As a woman, Beatrix Potter faced significant obstacles in presenting her work to the scientific community. The most important group of mycologists and botanists in London was the Linnean Society, a male-only research group that barred women from attending their meetings. With help from her uncle, an administrator at the University of London, and George Massey, a mycologist who had been reviewing her research, Potter convinced Linnean Society to consider her findings. In 1897, the Linnean Society met and reviewed Beatrix Potter’s paper on lichens, although Potter herself could not be present at the gathering. The reaction of the scientists at the meeting was dismissive; the paper was not accepted for publication, and no notes on Potter’s findings were added to the Society Archives.

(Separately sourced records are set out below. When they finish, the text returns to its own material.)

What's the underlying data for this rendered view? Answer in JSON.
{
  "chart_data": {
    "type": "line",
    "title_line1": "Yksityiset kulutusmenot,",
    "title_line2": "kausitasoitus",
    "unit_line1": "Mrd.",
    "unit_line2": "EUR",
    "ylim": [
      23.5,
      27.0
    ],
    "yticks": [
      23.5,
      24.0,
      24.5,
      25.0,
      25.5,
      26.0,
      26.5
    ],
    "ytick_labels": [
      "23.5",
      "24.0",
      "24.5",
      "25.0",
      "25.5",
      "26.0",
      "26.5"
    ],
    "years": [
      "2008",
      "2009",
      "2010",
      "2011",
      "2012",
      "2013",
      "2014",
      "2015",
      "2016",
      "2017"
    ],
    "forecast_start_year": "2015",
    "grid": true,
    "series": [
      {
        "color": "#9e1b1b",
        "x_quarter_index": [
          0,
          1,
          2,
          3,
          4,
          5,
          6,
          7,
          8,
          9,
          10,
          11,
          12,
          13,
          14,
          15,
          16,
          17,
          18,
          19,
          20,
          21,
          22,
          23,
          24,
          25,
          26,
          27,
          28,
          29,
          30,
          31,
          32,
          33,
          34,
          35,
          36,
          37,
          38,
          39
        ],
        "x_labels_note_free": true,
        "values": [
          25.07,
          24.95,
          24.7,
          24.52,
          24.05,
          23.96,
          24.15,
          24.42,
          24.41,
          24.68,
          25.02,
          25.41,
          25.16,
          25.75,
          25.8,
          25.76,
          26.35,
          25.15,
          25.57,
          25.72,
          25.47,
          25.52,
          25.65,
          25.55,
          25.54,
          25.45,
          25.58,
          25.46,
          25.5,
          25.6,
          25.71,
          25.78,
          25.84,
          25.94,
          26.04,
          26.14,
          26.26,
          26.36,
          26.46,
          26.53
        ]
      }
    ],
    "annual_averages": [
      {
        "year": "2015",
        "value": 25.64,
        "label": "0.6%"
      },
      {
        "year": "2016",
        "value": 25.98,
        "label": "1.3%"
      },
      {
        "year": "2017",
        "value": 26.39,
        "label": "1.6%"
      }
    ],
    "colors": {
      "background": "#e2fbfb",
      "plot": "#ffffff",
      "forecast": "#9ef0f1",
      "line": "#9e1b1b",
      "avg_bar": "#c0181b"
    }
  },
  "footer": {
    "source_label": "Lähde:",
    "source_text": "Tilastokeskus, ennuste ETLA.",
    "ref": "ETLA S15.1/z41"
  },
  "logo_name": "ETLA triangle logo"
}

In spite of her inability to gain the attention of London’s male-dominated scientific community, Potter remained confident in her work. She told friends, family and colleagues that her findings on lichens would be accepted as fact in time. However, she abandoned her career in mycology very shortly after her research was dismissed by the Linnean Society. During Potter’s years as a scientist she had also been working as an illustrator, and in 1902 a major publishing company offered her full time work creating the storybooks she became famous for.
Potter’s predictions about her eventual success as a scientist ultimately came true. By her death in 1943, the symbiosis theory about lichens was gaining more acceptance. Today, the symbiotic nature of lichens is accepted as science fact, and potter is remembered as one of the first scientists to find evidence for lichen symbiosis. In modern bookstores, her scientific writings and illustrations, published decades after her death in 1943, often appear on the shelves alongside her still-popular children’s books.